Because of her caste, because of her poverty, even because of her gender – she has been told, over and over again, without using words: she is worthless.

And there are hundreds of millions of people in India, just like her, who have been pushed aside and told they are “less than.” Told that they were born into bad circumstances because of the past decisions in a former lifetime. Told that they deserve every bit of the bad they’ve received – or none of the good they’ve been denied. Told that their caste makes them unclean, uninvited, untouchable. Told that all of it is their fault and to just live with it.

And, for that matter, to die with it, too.

But that’s not the message of the Gospel. That’s not what God wants for us. And that’s not what God wants for that little girl in the restaurant.

We want to see India transformed by the love of Christ. But how often do we stop and think about what that means? We consider ourselves a church planting organization. But I don’t think a church on every hill is our ultimate goal.

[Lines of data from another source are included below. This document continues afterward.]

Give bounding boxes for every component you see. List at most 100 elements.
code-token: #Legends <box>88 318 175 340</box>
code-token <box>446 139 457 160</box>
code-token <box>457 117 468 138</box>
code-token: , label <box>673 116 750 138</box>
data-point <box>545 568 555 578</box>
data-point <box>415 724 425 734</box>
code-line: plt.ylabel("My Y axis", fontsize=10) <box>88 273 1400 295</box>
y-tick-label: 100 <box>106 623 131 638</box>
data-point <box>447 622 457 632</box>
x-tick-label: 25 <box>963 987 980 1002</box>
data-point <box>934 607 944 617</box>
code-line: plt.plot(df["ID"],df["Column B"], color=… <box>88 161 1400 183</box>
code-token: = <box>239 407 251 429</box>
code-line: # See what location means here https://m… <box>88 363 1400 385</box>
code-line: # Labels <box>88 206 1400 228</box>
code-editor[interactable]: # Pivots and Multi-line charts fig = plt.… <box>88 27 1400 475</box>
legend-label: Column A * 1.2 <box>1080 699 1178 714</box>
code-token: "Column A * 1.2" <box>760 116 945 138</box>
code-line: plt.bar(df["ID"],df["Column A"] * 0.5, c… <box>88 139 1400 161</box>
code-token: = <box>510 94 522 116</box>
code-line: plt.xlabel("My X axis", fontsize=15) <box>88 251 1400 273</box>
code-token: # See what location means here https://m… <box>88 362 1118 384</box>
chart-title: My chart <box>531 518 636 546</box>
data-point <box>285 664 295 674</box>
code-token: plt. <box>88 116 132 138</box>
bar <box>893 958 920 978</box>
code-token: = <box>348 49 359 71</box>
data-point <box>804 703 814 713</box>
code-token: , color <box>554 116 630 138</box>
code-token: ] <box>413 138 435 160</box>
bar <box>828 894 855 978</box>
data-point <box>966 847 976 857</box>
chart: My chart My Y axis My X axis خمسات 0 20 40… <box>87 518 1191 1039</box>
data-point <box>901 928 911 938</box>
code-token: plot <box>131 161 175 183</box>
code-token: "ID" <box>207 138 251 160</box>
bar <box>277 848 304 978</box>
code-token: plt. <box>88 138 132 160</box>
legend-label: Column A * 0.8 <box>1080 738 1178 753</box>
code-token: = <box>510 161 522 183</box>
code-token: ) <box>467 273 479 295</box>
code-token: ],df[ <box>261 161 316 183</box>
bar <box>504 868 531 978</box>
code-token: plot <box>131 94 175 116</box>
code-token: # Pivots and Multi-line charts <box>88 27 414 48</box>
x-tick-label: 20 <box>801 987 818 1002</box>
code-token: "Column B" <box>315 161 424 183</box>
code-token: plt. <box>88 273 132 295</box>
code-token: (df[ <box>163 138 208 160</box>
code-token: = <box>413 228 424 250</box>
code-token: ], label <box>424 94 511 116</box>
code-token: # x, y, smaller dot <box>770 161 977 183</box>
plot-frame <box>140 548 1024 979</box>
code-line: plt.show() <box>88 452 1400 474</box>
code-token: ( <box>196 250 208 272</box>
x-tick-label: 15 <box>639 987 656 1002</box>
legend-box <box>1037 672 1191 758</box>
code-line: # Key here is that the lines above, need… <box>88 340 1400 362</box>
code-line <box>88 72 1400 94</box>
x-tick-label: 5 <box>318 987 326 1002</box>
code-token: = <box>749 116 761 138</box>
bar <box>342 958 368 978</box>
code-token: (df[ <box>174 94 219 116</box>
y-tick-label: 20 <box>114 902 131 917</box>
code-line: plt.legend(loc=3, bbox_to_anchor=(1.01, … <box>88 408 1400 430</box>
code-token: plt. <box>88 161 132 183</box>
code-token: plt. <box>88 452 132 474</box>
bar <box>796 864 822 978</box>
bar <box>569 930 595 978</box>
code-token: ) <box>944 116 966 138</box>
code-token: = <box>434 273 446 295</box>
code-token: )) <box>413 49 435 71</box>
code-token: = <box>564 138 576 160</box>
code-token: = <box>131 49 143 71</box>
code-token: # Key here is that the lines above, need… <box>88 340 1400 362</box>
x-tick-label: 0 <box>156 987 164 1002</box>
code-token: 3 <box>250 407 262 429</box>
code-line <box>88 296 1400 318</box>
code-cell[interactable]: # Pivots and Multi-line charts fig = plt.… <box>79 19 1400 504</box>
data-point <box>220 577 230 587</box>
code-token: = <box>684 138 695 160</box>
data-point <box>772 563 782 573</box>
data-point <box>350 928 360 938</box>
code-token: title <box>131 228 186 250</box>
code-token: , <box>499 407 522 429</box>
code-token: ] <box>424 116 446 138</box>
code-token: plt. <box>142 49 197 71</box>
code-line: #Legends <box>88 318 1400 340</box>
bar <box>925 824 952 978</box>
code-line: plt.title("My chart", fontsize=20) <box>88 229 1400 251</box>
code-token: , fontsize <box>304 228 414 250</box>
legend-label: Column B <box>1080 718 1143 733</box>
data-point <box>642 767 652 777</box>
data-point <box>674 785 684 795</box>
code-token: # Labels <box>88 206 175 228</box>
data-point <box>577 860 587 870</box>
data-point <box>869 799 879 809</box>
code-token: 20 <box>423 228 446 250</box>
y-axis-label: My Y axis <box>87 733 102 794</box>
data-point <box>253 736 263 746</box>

It’s the fruit that those churches produce: Groups of people, connected in Christ, loving God, loving one another, and loving their neighbors. Making life better now.

A while back I was talking with Todd (my boss, and Mission India’s president) about the social justice aspects of our ministry, and he said something I thought was spot on: “Social justice is the Kingdom of God.”

I love that.

The kingdom of God isn’t some faraway place, lined by streets of gold and floating in the clouds. It starts right here, right now. It’s the result of the church being the church. It’s why we do what we do. It’s why we partner with the amazing people we partner with. It’s why everything we do is rooted in the planting of churches. And it’s why we focus on India.

It’s the Good News. Especially for people who don’t know what good news looks like. And I hope someday, it’s good news made real for the little girl in the restaurant.